The state House of Representatives voted in favor of stopping use of the controversial term in favor of undocumented person or foreign national, according to the Denver Post.
The force behind the measure, Rep. Steve Lebsock, says “illegal alien” is simply “outdated and hurtful language.”
"Aliens are from other planets," said Lebsock, a Democrat. "We should not be referring to human beings as aliens."
House Bill 1396 next will go to the state Senate, where it may face more of an uphill battle.
Democrats have a majority in the House, Republicans have a majority in the Senate.
In the House, 12 of the chamber’s 31 Republicans voted with Democrats for the measure.
Colorado’s effort to drop use of “illegal alien” is the latest in several such moves by government bodies at the local, state and national levels.
The Library of Congress recently decided to stop using the heading "illegal aliens" in bibliographic records.
The Library of Congress made the decision after appeals by a student pro-immigrant organization at Dartmouth College and librarian organizations around the country.
The Dartmouth Coalition for Immigration Reform, Equality and DREAMers, or CoFIRED,argued that illegal alien dehumanizes undocumented immigrants.
Last year California Gov. Jerry Brown signed a measure removing the term from the state’s labor code.
Also last year, Rep. Joaquin Castro, a Texas Democrat, introduced legislation to remove the term – which has been used in U.S. documents since the Naturalization Act of 1790 – from official U.S. regulations, laws, and documents, among other things.

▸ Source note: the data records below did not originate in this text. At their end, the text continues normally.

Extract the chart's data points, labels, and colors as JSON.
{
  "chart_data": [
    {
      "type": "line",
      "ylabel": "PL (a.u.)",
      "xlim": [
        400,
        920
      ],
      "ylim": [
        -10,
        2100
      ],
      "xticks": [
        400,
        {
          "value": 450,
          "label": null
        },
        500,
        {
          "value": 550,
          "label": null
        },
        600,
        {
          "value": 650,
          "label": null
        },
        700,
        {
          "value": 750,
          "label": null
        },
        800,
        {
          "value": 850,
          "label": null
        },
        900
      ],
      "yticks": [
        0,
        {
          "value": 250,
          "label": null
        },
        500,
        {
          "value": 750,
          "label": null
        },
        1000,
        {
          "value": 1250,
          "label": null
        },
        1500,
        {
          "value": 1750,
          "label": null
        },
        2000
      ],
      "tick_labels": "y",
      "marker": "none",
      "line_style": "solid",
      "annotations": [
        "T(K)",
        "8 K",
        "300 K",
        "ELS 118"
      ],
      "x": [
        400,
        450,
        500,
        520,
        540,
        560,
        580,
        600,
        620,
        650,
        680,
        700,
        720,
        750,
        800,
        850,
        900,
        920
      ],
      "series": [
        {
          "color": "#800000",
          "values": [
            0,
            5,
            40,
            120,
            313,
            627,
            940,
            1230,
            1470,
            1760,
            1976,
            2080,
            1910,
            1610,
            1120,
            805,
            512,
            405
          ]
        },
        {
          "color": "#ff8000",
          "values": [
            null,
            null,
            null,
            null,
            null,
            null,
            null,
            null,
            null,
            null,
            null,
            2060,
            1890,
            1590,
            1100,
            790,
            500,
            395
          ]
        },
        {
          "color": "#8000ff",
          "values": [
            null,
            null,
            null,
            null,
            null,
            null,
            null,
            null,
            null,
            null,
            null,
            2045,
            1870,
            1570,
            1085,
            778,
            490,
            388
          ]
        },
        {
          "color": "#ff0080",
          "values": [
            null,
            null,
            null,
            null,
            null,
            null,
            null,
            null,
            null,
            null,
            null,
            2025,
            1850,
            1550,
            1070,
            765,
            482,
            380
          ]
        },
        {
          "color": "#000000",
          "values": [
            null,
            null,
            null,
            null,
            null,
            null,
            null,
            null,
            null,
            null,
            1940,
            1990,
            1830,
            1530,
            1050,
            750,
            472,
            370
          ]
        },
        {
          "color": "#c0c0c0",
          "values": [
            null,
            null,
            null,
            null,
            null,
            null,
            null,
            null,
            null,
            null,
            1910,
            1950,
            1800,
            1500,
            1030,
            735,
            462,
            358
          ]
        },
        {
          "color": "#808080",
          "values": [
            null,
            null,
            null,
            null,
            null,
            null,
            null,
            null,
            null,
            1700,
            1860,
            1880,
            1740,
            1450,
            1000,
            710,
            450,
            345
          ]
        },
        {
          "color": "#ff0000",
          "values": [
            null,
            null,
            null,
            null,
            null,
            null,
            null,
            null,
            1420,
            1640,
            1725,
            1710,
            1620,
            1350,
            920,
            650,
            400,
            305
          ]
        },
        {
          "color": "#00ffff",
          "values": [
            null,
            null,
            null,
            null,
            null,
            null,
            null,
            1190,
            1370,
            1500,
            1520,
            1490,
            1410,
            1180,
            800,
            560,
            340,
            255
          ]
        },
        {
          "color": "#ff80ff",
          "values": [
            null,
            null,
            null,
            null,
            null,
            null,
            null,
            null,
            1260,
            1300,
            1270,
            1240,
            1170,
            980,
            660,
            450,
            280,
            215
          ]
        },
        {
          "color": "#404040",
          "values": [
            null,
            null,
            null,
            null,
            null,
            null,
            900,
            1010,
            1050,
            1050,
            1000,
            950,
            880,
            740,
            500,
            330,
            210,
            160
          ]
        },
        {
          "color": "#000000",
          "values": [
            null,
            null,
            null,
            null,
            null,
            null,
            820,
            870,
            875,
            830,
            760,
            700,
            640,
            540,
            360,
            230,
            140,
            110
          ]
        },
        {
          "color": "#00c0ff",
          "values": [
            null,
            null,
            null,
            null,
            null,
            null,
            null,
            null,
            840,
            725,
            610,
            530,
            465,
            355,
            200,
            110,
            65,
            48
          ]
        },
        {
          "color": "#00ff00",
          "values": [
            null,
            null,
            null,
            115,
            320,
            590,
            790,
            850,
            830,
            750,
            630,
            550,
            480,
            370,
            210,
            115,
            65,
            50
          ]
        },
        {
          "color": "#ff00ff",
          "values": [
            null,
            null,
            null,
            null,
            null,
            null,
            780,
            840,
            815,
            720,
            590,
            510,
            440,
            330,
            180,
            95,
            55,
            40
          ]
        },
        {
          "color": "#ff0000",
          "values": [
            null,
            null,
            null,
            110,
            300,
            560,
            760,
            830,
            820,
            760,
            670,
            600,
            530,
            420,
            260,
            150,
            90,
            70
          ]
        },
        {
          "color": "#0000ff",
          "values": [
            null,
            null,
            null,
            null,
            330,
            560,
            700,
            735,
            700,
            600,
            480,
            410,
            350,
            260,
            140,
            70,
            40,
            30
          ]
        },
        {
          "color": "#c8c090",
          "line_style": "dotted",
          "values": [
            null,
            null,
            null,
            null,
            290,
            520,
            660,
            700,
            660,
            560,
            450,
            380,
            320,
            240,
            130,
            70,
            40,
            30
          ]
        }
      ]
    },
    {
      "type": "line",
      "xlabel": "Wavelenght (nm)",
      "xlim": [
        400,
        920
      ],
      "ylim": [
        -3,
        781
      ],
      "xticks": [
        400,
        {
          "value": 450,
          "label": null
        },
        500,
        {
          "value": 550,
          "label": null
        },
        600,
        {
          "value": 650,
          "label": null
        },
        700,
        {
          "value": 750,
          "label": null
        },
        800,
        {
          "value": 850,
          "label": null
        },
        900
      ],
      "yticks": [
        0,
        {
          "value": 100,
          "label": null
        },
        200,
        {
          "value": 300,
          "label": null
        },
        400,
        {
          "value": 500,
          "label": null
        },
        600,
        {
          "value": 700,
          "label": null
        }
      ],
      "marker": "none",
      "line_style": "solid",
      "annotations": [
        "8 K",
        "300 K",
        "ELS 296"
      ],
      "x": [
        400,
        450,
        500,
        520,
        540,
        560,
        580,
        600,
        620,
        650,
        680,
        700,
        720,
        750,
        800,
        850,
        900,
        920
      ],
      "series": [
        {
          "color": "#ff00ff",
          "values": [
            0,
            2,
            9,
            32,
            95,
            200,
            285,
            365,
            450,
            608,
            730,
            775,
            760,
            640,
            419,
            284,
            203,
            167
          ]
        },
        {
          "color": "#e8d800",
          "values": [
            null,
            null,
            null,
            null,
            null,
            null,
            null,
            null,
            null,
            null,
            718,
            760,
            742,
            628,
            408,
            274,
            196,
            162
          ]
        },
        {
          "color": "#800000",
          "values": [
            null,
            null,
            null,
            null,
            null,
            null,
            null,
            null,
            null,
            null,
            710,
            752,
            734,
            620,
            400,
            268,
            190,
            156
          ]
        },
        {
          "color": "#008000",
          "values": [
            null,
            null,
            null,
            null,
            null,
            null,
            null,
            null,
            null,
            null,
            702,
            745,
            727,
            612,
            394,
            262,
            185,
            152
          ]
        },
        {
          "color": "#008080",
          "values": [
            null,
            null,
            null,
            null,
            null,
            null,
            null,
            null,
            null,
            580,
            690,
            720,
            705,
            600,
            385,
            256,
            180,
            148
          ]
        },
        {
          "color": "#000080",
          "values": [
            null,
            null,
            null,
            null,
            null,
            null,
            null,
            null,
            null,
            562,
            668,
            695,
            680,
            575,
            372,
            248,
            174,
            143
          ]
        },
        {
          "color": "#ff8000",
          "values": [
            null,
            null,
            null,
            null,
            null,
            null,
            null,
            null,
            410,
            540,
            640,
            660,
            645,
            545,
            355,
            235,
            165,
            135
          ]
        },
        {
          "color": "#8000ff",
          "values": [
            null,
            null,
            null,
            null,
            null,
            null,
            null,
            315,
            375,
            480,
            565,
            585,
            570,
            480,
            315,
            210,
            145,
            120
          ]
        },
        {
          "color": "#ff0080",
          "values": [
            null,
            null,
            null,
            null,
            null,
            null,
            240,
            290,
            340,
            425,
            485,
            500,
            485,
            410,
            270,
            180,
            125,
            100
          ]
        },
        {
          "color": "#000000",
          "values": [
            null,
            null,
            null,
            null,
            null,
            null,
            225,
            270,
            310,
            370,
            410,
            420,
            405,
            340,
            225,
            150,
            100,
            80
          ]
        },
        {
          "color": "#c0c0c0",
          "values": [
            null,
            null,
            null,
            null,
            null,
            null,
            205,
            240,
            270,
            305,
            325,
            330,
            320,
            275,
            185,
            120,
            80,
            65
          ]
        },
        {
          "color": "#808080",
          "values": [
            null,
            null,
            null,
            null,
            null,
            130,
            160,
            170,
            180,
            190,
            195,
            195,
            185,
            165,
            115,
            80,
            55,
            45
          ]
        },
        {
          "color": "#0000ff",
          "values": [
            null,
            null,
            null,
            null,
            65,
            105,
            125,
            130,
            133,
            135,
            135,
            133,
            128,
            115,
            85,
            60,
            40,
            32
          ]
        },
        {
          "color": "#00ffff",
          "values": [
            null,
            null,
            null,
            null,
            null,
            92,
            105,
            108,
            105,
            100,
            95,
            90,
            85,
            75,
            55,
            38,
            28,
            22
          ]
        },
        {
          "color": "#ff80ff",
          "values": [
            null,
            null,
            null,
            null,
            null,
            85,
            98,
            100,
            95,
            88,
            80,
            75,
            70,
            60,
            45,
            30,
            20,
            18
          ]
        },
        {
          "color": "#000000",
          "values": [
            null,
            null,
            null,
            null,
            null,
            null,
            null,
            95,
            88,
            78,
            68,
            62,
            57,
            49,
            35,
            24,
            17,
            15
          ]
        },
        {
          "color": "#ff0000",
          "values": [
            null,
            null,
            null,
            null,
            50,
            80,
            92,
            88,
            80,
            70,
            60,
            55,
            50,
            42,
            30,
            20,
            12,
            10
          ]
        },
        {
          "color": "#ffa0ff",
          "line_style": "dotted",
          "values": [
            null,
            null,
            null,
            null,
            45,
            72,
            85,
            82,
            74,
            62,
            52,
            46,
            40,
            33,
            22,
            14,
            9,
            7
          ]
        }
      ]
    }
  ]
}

Among the modifications sought by the measure, called the CHANGE Act, are replacing the term alien with “foreign national,” striking “illegal alien” from federal law and replacing it with “undocumented foreign national,” and ensuring that all executive branch agencies stop using alien and illegal alien “in signage and literature.”
The U.S. government uses the term alien to refer to a person who is not a citizen or national of the United States. So legal immigrants are referred to as “legal aliens.”
Opponents of changing the term say it is a stark reference to the reality of the unlawful actions of people who enter or live here in violation of immigration laws. They call attempts to change the use of “illegal” and “alien” political correctness.
Colorado Rep. Justin Everett, a Republican, is among those who voted against the measure seeking to drop the use of “illegal alien.”
"It's that PC thing that's being pushed," he said to the Denver Post. "If someone is here illegally and you want to change the name of it sort of justifies it. It sort of gives them an air that they are here legally. We really need to recognize that people are here illegally. Illegal is illegal, any way you slice it."